MUSEE JACQUEMART-ANDRE, Paris, Mars-Juillet 2022

En 1998, le musée d’art moderne consacrait une remarquable exposition aux Visions du Nord, suite de monographies d’artistes majeurs parmi lesquels Edvard Munch, Helene Schjerbeck, August Strindberg ou encore Akseli Gallen-Kallela. L’œuvre de ce-dernier, très peu représenté dans les musées français, fait l’objet d’une belle exposition au musée Jacquemart-André, l’occasion de découvrir la diversité de sa pratique, du naturalisme au symbolisme cosmique le plus troublant –non sans écho avec la théosophie d’un Mondrian mais encore reflet de la passion de l’artiste pour l’astronomie- et aux superbes paysages finlandais, de lacs et de neiges, qui l’ont rendu célèbre, de la peinture à l’huile à la gravure, en passant par le dessin et les arts décoratifs. Un œuvre tout à la fois imprégné par la mythologie nordique et la prégnance de la nature, comme le rappelle le titre de l’exposition, « Mythes et nature ».

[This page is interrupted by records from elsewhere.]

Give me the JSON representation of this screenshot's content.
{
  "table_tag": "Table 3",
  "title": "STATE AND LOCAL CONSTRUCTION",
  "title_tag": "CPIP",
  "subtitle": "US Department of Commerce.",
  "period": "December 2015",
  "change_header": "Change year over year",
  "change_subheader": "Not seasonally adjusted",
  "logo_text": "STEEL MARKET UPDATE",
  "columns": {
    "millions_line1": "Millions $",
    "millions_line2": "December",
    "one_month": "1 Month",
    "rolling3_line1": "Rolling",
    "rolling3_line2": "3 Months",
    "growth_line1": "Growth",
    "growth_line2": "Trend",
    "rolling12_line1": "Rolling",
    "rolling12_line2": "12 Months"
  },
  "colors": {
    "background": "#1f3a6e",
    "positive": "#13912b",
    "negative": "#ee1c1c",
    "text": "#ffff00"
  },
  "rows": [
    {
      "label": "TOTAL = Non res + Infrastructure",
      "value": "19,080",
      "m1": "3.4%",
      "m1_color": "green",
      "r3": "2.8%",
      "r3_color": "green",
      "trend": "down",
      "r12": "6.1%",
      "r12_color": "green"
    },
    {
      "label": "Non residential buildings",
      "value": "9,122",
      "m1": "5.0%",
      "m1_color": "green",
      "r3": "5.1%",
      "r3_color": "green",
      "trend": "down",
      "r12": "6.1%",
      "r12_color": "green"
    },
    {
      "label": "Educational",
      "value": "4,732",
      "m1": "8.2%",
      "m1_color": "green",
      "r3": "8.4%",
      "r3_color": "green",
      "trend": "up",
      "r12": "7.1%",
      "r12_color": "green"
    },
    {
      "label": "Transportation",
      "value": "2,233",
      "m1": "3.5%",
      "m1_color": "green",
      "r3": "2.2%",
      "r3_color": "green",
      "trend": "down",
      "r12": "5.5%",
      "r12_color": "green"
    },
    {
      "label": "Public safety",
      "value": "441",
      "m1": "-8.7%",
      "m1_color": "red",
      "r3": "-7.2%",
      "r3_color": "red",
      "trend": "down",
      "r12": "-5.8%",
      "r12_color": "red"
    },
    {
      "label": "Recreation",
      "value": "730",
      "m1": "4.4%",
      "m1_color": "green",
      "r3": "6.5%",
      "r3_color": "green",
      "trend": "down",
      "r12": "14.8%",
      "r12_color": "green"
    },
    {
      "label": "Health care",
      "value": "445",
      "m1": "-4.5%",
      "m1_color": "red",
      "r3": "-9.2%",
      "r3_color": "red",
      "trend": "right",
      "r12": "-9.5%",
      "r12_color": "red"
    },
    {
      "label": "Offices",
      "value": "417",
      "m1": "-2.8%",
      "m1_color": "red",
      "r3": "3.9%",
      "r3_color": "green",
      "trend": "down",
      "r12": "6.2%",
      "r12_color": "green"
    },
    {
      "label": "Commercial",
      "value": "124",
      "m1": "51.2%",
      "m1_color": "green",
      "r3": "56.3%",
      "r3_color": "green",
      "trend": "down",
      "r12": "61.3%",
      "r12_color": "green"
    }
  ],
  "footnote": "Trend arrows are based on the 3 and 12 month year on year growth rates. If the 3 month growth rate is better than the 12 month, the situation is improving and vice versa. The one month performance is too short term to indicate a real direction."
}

Les premières salles témoignent des débuts de l’artiste, lequel, après une formation artistique à Helsinki et à Paris, dépeint une ruralité finlandaise déjà teintée de mythologie nordique (le Kalevala, récit épique national qui lui permet de relier la Finlande contemporaine à un passé héroïque et païen) dans une toile telle que « la Légende d’Aino » peinte pour l’exposition universelle de 1889 et qui dépeint la jeune Aïno qui préfère la noyade à un mariage avec le vieux Väinämöinen. Gallen-Kallela ira jusqu’à rechercher, en voyageant au sud-est de la Finlande, les sites originels du Kalevala même si peu à peu l’ensemble de la nature finlandaise lui semble habitée, animée et sacrée. On note déjà un pinceau très sûr mêlant précision et vivacité, la touche se relâchant sciemment pour évoquer le mouvement, le drapé (« jeune fille dans le vent », 1893).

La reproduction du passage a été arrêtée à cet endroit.